How to Use DISTKEY, SORTKEY and Define Column Compression Encoding in Redshift

Designing tables properly is critical to successful use of any database, and is emphasized a lot more in specialized databases such as Redshift. This articles talks about the options to use when creating tables to ensure performance, and continues from Redshift table creation basics.

Selecting Sort Keys

When you create a table on Redshift, you can (and should) specify one or more columns as the sort key. You can think of a sort key as a specialized type of index, since Redshift does not have the regular indexes found in other relational databases. Redshift stores data on disk in sorted order according to the sort key, which has an important effect on query performance.

You choose sort keys based on the following criteria:

  • If recent data is queried most frequently, specify the timestamp column as the leading column.
  • If you frequently filter by a range of values or a single value on one column, that column should be the sort key.
  • Columns frequently used in joins should be used as the sort key

Here are some examples of defining the sort key:

-- sale_date is the timestamp column
CREATE TABLE sales (
  sale_id BIGINT NOT NULL PRIMARY KEY,
  sale_date timestamp NOT NULL SORTKEY,
  ... <other colums>
);

-- use the SORTKEY table attribute keyword to create a multi-column sort key
-- In this case searches are done frequently by the location columns,
-- so state and city are part of sort key
CREATE TABLE dim_customers (
  ... <some columns>...
  state VARCHAR,
  city VARCHAR
)
SORTKEY (state, city);

Selecting Distribution Styles

When you create a Redshift cluster, you define the number of nodes you want to use. The nodes work in parallel to speed up query execution. This also means that when you load data into a table, Redshift distributes the rows of the table to each of the node slices according to the table’s distribution style.
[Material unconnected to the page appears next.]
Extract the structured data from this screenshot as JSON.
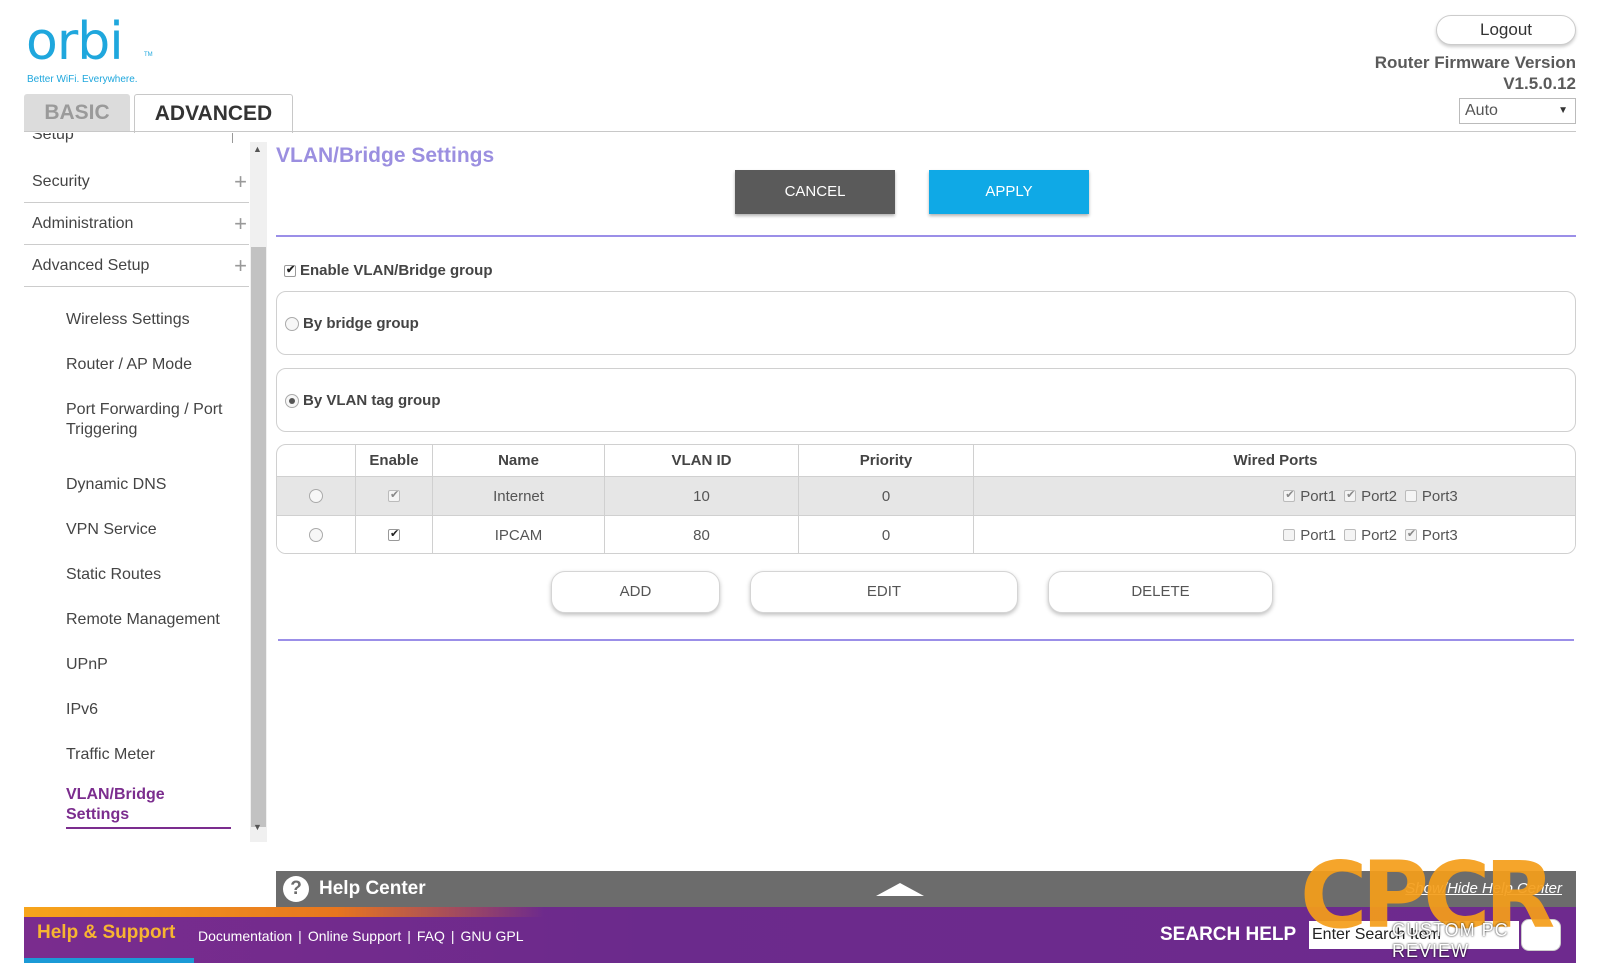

There are three distribution styles:

  • EVEN Distribution: This is the default and just uses a simple round-robin method to distribute data, regardless of values. This is appropriate when a table is not used in queries with joins or when there is no clear choice of distribution method between the next two.
  • KEY Distribution: The values in one column are used to determine the row distribution. Redshift will attempt to place matching values on the same node slice. Use this for tables that are frequently joined together so that Redshift will collocate the rows of the tables with the same values of the joining columns on the same node slices. This makes execution of the joins much faster since the matching values of the common columns are physically stored together.
  • ALL Distribution: Using this will cause a copy of the entire table to be stored on each node. This is normally used for small but frequently joined tables such as lookup tables.

Distribution of a table is defined using the DISTSTYLE and/or DISTKEY.

-- Specifying a column as DISTKEY automatically sets distribution style to KEY
CREATE TABLE sales (
  sale_id BIGINT NOT NULL PRIMARY KEY,
  sale_date timestamp NOT NULL SORTKEY,
  customer_id int DISTKEY,
  amount float
);

-- Use DISTSTYLE table attribute to set it to ALL
CREATE TABLE atrribute_lookup (
  attribute_id INT NOT NULL PRIMARY KEY,
  attribute_name VARCHAR
)
DISTSTYLE ALL;

Specifying Column Compression Encoding

Compression is defined per column allows reduction of size of stored data, which reduces disk I/O and improves query performance.

You define compression per column, if you do not specify any, Redshift uses the following compression:

  • All columns in temporary tables are assigned RAW compression by default
  • Columns defined as sort keys are assigned RAW compression
  • BOOLEAN, REAL, and DOUBLE PRECISION columns are assigned RAW compression
  • All others are assigned LZO compression.

For example, if you want to force a VARCHAR column to use RAW compression:

CREATE TABLE atrribute_lookup (
  attribute_id INT NOT NULL PRIMARY KEY,
  attribute_name VARCHAR ENCODE RAW
);

See the Redshift Documentation for details on the different compression encodings.